Search code examples
gpulimitslurmpartitionhpc

Setting a graphics card limit for slurm partitions


I have a problem with slurm partition. In order to be able to manage my users, I created the following 4 types of partitions:

PartitionName=small State=UP Nodes=ALL MaxTime=INFINITE MaxNodes=2 DefMemPerNode=32000 MaxMemPerNode=32000 MaxCPUsPerNode=16 Default=YES
PartitionName=medium State=UP Nodes=ALL MaxTime=INFINITE MaxNodes=2 DefMemPerNode=64000 MaxMemPerNode=64000 MaxCPUsPerNode=32
PartitionName=large State=UP Nodes=ALL MaxTime=INFINITE MaxNodes=3 DefMemPerNode=128000 MaxMemPerNode=128000 MaxCPUsPerNode=64
PartitionName=entire State=UP Nodes=ALL MaxTime=INFINITE MaxNodes=INFINITE MaxMemPerNode=INFINITE MaxCPUsPerNode=INFINITE

I would also like to be able to add a graphics card limit to each partition.
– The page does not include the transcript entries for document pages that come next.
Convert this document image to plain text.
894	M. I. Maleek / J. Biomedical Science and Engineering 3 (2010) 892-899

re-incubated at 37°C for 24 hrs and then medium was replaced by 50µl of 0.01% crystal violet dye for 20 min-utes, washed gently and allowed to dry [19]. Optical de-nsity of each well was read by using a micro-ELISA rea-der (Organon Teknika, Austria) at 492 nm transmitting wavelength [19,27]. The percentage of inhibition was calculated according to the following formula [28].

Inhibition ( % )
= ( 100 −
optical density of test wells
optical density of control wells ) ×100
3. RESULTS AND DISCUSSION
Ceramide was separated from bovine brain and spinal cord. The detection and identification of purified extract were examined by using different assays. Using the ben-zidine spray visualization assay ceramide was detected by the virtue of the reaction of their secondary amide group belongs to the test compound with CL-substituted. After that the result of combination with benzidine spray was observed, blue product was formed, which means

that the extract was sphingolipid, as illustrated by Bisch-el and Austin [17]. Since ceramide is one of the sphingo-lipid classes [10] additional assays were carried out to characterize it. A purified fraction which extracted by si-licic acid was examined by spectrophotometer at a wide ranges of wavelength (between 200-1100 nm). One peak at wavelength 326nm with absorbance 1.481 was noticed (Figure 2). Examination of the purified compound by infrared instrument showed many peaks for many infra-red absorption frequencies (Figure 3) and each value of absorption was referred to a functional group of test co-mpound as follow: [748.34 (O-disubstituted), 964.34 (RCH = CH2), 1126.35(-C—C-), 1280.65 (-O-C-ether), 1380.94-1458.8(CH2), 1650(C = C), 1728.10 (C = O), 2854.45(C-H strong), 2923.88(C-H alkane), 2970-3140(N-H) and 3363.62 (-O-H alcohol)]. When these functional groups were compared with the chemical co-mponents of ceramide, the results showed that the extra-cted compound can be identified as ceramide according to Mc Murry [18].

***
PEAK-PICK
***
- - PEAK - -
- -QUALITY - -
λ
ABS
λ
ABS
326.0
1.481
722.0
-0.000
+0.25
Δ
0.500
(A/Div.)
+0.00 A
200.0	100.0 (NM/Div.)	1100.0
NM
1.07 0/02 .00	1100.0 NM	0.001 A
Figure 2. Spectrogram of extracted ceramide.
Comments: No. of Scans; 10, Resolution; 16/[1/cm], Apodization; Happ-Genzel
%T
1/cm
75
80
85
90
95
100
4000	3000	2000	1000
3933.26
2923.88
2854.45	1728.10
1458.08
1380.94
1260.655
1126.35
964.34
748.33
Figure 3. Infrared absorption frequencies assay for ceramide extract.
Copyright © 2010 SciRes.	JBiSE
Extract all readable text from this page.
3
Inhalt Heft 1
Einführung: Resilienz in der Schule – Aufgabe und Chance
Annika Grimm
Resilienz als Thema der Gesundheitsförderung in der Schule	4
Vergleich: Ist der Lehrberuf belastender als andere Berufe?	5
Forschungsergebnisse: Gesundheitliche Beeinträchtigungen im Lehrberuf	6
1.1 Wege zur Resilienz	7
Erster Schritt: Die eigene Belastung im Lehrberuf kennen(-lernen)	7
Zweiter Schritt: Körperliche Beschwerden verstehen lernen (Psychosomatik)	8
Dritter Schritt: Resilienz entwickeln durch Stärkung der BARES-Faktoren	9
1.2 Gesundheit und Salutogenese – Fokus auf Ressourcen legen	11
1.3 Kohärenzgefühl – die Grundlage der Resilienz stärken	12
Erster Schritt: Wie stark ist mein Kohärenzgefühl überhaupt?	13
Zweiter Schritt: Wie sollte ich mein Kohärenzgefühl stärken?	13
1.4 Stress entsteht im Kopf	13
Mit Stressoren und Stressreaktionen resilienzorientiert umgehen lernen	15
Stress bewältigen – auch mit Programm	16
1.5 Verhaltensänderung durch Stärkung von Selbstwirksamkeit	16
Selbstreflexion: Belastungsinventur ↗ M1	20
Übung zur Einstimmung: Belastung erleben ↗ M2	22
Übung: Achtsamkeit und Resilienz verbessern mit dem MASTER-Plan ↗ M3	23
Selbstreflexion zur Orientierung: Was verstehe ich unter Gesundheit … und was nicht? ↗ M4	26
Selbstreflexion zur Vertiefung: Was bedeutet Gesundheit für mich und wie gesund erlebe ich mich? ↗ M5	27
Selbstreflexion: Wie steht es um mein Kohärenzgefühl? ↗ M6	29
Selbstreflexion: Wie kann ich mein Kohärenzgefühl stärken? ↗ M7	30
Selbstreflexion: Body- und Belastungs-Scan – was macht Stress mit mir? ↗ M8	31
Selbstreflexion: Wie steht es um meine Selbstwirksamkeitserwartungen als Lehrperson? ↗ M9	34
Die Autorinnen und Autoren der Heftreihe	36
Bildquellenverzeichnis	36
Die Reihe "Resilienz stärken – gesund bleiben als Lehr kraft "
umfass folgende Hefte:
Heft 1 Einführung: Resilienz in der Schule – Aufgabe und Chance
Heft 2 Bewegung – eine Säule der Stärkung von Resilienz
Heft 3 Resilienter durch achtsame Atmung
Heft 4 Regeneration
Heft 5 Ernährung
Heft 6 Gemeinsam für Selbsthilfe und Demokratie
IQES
What is the best way to do this?

Now I want to say that the users of each partition have a graphics card limit as follows:

  • small and medium partitions: 1 GPU

  • partition size: 2 GPUs

  • partition entire: no limitation

At first, I thought it was easy to use Gres like running a job, but there is no such key at all. I saw all the documents and did not find a key similar to what I want. In fact, the reason for this is that the users in each partition have unlimited graphics cards, and the users of the small partition occupy all the graphics cards, and I want to prevent this.


Solution

  • That could be done by creating Partition QOSes for each partition and setting a limit on GrpTRES=gres/gpu=2 for instance.